Light limitation and water velocity modify the impacts of simulated marine heatwaves on juvenile giant kelp.

Coastal regions are complex habitats, where multiple natural and anthropogenic drivers can interact to affect the survival and growth of marine organisms. The giant kelp Macrocystis pyrifera is sensitive to increasing seawater temperatures and susceptible to marine heatwaves. Light availability and hydrodynamics can also affect the growth, morphology, and resilience of this species. In this experiment, juvenile sporophytes of M. pyrifera from Scorching Bay, Wellington, Aotearoa, New Zealand, a were exposed to a combination of simulated marine heatwaves at one of four different temperatures (20, 22, and 24°C compared to a 16°C control), one of two irradiance levels (shaded: 0.9 mol photons · m^-2 · d^-1 or ambient: 1.4 mol photons · m^-2 · d^-1), and one of two flow speeds (5.3 cm · s^-1 or 6.1 cm · s^-1) in a fully factorial design. Simulated heatwaves lasted for 21 days, with temperatures ramped by 2°C · d^-1, followed by a 21-day recovery phase.
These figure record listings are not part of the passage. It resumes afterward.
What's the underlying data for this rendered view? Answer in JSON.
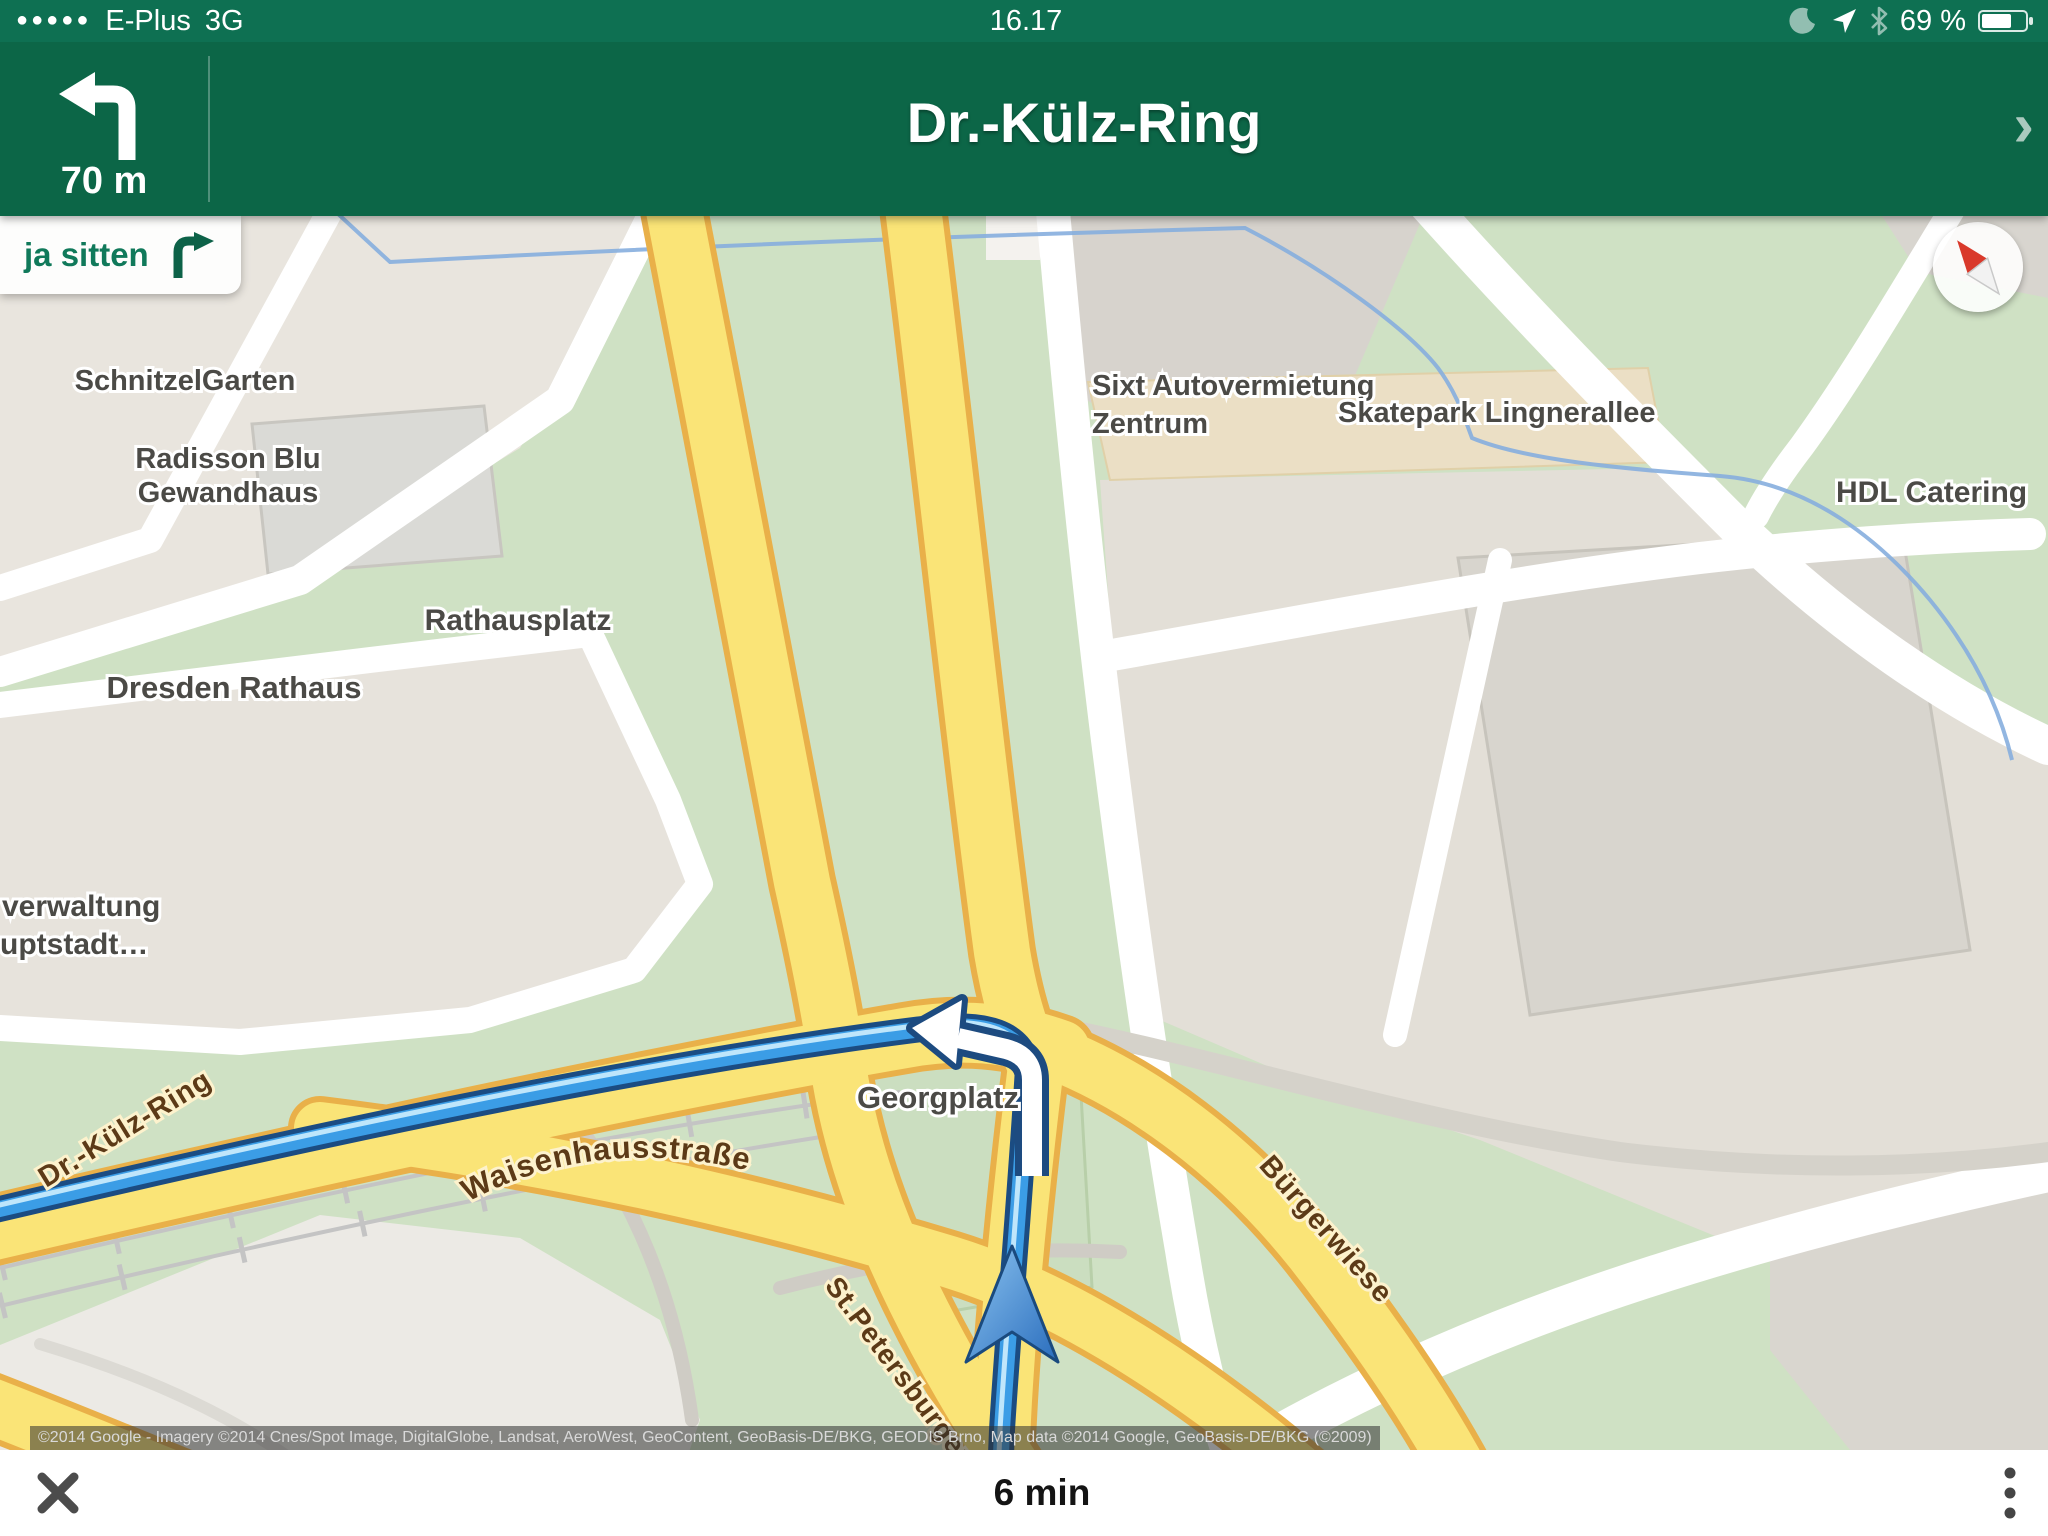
{
  "status_bar": {
    "signal_dots": "●●●●●",
    "carrier": "E-Plus",
    "network": "3G",
    "time": "16.17",
    "battery": "69 %"
  },
  "nav_header": {
    "distance": "70 m",
    "street": "Dr.-Külz-Ring",
    "chevron": "›"
  },
  "next_step": {
    "label": "ja sitten"
  },
  "map": {
    "poi_labels": {
      "schnitzelgarten": "SchnitzelGarten",
      "radisson_1": "Radisson Blu",
      "radisson_2": "Gewandhaus",
      "sixt_1": "Sixt Autovermietung",
      "sixt_2": "Zentrum",
      "skatepark": "Skatepark Lingnerallee",
      "hdl": "HDL Catering",
      "rathausplatz": "Rathausplatz",
      "dresden_rathaus": "Dresden Rathaus",
      "verwaltung_1": "verwaltung",
      "verwaltung_2": "uptstadt…",
      "georgplatz": "Georgplatz"
    },
    "street_labels": {
      "dr_kulz_ring": "Dr.-Külz-Ring",
      "waisenhausstrasse": "Waisenhausstraße",
      "st_petersburger": "St.Petersburger S",
      "buergerwiese": "Bürgerwiese"
    },
    "copyright": "©2014 Google - Imagery ©2014 Cnes/Spot Image, DigitalGlobe, Landsat, AeroWest, GeoContent, GeoBasis-DE/BKG, GEODIS Brno, Map data ©2014 Google, GeoBasis-DE/BKG (©2009)"
  },
  "bottom_bar": {
    "eta": "6 min"
  },
  "colors": {
    "header_green": "#0c6647",
    "status_green": "#0e7052",
    "route_blue": "#3b9de6",
    "road_yellow": "#fae477",
    "park_green": "#cfe1c4"
  }
}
The heatwave treatments represented severe heatwaves in present day or hypothetical future conditions, whereas the control represented historical average summer sea temperatures in Wellington, and 21 days represented a realistic duration for heatwaves in this region. Temperature was the main driver of negative physiological impacts, with 100% of sporophytes dying within 42 days of exposure to a 24°C heatwave. Sporophytes experienced 44% mortality at 20°C and 81% mortality at 22°C, and growth rates declined significantly with increasing temperature. However, survival rates were modified by light and water velocity, with 56% of sporophytes surviving under a combination of ambient light and fast water velocity, compared with less than 50% under each of the other light-velocity combinations. Light limitation also reduced sporophyte survival, growth rates, and effective quantum yield. Water velocity alone did not significantly affect sporophytes, but flow speeds had interactive effects with temperature and light. The findings of this experiment suggest that M. pyrifera at sites with optimal environmental conditions, including low sediment loads and fast tidal flows, could be more resilient to marine heatwaves, as long as temperatures do not exceed critical thresholds for survival.